One of the intriguing things about recent times is that even though there is lockdown everyone and people are not allowed to go outside for work, there are still reports of funding and acquisition which should tell you that business is on, as usual, is in the VC market. Now, the latest report about funding is from Stripe which should be known to many as the online platform for payments. It should also be clear that since Stripe is an online payments platform, it will also be interested in investing in startups that are working on similar ideas.
Therefore, the report mentions that Stripe has led a Series A round of funding for $20M in a startup named Fast which works on the universal checkout for e-commerce portals. Now, it must be noted that some e-commerce platforms such as Amazon and Walmart are having their own checkout process whereas a vast majority of e-commerce portals don’t have the same and they rely on third-party portals for checkouts.
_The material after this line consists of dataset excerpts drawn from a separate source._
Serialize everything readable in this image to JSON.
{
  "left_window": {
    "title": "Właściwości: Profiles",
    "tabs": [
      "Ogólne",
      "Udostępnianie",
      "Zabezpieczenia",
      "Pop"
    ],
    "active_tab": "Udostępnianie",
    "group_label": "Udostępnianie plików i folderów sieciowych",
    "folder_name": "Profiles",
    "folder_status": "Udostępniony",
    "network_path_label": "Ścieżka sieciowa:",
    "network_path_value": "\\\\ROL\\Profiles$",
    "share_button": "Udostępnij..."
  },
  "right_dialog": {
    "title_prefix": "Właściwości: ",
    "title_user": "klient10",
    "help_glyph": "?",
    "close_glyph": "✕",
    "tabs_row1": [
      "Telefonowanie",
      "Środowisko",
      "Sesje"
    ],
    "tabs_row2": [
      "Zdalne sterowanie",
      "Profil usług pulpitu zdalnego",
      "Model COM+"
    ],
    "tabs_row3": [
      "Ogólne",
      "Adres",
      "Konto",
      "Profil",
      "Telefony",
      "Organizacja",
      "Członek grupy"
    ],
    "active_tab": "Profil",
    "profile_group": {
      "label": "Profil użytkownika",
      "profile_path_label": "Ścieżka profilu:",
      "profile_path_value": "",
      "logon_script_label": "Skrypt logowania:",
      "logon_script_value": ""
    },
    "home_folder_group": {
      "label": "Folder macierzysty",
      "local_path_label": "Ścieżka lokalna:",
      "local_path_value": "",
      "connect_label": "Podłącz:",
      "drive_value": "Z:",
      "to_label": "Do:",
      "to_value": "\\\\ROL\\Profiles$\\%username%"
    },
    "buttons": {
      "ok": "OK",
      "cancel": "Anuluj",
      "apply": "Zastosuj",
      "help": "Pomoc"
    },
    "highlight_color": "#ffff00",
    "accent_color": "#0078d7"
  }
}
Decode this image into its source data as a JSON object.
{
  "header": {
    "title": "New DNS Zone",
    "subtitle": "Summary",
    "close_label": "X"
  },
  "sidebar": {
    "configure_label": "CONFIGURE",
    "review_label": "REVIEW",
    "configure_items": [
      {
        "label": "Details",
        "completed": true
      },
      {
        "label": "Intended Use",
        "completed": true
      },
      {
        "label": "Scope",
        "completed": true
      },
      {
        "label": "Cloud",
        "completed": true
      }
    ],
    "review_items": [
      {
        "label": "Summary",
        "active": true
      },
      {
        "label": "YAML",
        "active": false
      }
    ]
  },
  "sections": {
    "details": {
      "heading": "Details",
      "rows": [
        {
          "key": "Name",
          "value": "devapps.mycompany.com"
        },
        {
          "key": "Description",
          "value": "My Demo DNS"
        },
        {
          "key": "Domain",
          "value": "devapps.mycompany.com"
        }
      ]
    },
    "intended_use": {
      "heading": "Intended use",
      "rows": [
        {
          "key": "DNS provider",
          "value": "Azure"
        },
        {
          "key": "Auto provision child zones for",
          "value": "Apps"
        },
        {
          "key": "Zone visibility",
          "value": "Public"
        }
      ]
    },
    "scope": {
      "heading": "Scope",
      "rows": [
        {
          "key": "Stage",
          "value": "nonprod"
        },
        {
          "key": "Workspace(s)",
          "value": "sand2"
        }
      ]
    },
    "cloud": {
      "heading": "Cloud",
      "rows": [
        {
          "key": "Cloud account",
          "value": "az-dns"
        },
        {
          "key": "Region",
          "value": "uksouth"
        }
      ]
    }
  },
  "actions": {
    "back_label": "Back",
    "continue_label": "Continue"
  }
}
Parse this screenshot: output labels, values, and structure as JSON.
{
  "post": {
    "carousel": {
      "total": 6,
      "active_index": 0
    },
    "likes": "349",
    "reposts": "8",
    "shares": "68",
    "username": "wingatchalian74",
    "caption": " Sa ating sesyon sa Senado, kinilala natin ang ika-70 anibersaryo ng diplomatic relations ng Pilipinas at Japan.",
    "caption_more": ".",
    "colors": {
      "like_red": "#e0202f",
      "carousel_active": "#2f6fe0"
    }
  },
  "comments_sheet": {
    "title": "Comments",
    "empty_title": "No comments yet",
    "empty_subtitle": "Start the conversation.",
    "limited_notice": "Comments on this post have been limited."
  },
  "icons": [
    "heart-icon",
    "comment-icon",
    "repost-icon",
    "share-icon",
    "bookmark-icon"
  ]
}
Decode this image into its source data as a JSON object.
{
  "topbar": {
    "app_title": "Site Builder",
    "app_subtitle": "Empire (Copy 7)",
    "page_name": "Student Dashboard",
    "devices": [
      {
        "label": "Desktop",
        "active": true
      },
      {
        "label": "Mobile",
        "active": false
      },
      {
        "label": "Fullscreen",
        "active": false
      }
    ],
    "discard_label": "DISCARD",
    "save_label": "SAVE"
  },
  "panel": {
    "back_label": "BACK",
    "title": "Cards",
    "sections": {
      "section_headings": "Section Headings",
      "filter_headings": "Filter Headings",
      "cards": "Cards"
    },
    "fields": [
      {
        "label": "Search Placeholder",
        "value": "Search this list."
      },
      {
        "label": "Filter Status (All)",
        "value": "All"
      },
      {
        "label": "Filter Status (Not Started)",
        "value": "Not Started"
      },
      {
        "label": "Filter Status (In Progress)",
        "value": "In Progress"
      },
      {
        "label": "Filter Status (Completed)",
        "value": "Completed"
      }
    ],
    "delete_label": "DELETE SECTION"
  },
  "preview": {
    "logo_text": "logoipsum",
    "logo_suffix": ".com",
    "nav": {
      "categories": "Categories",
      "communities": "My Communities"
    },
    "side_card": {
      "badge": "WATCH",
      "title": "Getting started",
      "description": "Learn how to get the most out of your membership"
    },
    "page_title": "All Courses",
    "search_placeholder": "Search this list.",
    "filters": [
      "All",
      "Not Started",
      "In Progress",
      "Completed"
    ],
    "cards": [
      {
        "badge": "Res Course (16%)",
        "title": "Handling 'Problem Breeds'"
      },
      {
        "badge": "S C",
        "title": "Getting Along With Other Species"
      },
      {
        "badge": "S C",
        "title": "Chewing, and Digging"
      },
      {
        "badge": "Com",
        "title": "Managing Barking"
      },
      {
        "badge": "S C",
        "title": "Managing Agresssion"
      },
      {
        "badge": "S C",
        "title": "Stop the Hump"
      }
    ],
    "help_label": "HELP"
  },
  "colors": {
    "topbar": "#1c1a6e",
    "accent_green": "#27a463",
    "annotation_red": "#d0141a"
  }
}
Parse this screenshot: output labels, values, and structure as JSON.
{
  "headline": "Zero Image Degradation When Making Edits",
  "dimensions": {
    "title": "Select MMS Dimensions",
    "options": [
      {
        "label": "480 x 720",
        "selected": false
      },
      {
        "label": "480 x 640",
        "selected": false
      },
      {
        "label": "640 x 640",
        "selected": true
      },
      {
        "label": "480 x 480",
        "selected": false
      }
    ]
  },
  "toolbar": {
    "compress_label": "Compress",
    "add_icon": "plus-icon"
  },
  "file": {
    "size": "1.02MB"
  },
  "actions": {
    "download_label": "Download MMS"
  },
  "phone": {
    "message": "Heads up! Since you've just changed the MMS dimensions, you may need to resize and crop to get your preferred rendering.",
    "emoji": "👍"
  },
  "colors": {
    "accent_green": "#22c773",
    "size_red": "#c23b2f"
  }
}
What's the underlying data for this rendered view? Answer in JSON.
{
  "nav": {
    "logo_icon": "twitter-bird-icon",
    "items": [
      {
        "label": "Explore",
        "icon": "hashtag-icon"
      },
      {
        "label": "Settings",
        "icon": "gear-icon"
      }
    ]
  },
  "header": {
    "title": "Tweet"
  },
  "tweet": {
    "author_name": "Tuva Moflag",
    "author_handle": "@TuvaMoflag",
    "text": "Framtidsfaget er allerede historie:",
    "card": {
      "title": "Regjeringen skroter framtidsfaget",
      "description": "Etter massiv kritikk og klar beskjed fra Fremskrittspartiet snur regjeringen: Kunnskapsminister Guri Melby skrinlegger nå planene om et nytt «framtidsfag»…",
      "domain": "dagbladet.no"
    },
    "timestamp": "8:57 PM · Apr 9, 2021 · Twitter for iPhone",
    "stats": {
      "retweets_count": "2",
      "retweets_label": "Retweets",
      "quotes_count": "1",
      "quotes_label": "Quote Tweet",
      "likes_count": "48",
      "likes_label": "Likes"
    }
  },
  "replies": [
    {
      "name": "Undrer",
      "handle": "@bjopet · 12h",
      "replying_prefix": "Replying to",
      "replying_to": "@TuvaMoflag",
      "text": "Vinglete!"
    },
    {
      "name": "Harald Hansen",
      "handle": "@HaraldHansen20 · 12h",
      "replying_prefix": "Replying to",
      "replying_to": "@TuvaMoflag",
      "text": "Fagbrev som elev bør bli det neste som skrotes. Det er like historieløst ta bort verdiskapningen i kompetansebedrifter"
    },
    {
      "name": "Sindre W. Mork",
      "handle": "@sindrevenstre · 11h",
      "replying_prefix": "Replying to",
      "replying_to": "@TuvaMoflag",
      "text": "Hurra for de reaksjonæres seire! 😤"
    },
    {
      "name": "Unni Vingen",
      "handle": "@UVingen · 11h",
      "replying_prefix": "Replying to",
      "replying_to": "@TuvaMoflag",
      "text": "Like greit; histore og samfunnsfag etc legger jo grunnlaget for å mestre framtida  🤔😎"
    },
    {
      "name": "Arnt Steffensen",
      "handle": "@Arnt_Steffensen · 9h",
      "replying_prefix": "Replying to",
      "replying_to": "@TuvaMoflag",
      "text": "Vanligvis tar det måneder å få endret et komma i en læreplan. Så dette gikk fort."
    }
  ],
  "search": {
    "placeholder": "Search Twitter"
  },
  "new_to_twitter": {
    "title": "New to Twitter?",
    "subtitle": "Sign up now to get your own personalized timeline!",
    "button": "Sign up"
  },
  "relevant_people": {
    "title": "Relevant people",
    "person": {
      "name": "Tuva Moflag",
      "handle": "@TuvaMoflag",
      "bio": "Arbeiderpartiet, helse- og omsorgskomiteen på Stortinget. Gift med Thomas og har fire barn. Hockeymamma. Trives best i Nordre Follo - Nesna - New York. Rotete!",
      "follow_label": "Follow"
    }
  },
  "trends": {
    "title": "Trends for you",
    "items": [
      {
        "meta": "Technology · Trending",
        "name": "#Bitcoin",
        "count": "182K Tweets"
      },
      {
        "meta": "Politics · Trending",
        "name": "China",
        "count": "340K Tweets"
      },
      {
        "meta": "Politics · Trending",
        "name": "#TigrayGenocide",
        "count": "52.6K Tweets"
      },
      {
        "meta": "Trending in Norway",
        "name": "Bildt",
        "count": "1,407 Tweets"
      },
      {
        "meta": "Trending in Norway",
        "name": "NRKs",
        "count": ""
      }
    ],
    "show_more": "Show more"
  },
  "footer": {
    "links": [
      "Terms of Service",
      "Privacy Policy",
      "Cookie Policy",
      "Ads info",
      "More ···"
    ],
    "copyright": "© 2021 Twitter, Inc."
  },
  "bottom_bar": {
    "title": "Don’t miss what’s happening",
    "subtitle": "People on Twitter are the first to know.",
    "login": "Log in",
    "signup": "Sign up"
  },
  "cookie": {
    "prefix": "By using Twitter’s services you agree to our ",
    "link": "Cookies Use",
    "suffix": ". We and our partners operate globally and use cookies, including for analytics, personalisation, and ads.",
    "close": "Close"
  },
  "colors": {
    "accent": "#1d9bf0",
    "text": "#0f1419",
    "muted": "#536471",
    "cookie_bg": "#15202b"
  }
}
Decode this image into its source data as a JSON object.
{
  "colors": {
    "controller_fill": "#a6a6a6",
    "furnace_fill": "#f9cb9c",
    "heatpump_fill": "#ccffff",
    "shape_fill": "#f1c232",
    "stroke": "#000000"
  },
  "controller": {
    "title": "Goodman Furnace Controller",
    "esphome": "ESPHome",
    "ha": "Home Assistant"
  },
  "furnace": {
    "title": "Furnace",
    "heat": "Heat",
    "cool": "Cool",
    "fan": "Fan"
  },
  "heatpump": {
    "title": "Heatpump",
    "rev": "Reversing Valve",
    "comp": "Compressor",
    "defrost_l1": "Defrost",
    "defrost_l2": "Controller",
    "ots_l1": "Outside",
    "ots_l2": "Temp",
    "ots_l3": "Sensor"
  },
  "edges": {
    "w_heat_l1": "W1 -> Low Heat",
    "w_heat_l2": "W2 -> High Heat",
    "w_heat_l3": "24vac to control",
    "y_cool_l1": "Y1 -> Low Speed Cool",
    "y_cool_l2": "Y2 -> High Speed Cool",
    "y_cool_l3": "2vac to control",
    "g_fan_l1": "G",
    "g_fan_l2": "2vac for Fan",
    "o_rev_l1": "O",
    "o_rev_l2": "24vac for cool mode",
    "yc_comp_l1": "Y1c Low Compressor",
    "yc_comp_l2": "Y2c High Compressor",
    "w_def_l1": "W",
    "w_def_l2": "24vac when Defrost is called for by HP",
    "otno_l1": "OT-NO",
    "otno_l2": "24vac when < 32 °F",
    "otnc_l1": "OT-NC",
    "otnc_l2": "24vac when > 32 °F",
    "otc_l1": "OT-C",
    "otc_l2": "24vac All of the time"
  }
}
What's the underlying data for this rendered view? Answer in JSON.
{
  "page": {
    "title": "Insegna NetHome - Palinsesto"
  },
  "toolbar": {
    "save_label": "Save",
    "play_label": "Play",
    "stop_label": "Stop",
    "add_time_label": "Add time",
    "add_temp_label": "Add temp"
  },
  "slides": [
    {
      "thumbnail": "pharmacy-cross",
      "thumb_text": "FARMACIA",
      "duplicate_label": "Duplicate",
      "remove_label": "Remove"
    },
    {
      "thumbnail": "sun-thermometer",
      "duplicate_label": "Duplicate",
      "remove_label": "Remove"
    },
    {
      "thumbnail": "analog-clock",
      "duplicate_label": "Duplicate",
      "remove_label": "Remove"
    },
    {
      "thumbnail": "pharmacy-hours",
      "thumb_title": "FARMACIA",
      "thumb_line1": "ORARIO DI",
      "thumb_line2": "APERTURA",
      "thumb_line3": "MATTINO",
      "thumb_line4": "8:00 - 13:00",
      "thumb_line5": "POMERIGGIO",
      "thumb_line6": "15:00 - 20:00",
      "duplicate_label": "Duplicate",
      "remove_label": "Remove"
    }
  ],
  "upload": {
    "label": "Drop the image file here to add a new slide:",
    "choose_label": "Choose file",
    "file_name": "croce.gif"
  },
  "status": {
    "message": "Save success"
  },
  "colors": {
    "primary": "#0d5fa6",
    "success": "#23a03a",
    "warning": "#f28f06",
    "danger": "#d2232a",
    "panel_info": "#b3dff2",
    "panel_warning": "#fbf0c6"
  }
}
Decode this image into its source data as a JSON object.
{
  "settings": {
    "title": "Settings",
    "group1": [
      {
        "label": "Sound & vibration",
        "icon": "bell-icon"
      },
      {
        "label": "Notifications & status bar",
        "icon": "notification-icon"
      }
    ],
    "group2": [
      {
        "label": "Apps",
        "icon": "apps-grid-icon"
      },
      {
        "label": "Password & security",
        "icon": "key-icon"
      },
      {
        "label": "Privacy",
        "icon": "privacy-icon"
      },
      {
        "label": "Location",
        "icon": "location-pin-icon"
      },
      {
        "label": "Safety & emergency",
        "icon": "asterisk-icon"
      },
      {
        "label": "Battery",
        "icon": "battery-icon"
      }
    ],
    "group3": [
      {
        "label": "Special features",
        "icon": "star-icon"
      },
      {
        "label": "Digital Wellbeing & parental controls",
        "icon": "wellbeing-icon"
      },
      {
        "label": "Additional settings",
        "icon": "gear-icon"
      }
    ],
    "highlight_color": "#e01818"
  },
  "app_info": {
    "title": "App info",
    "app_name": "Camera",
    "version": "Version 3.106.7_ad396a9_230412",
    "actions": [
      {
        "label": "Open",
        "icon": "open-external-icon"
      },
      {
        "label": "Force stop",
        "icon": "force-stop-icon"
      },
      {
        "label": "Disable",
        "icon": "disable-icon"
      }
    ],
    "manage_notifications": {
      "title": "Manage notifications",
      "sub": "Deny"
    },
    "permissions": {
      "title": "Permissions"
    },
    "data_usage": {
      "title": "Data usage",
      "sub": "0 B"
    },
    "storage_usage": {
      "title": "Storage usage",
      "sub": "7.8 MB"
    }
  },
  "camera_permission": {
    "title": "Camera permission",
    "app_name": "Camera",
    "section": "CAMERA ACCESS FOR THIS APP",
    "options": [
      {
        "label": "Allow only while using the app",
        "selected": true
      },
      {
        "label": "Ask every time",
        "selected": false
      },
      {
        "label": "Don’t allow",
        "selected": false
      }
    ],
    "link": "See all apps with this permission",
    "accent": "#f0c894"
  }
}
Thus, this e-commerce startup named Fast is working on platform-agnostic login and checkout services.
Fast’s CEO says that they want to “make logging in far quicker, and also wants to help you check out at online stores more simply, and, as before, rapidly”. It is also said that they want “to be the intermediary for all consumer interactions,” which the CEO broke down as a “fancy way of saying we want to give you one-click login, one-click payments, one-click data everywhere.”
Explaining the idea behind Stripe’s funding round in Fast, TechCrunch says that if “Stripe has built a way for lots of digital stores and businesses to accept payments, Fast wants to build the equivalent consumer solution for the other side of those transactions”. This makes it clear why Stripe wants Fast to become successful in the near future.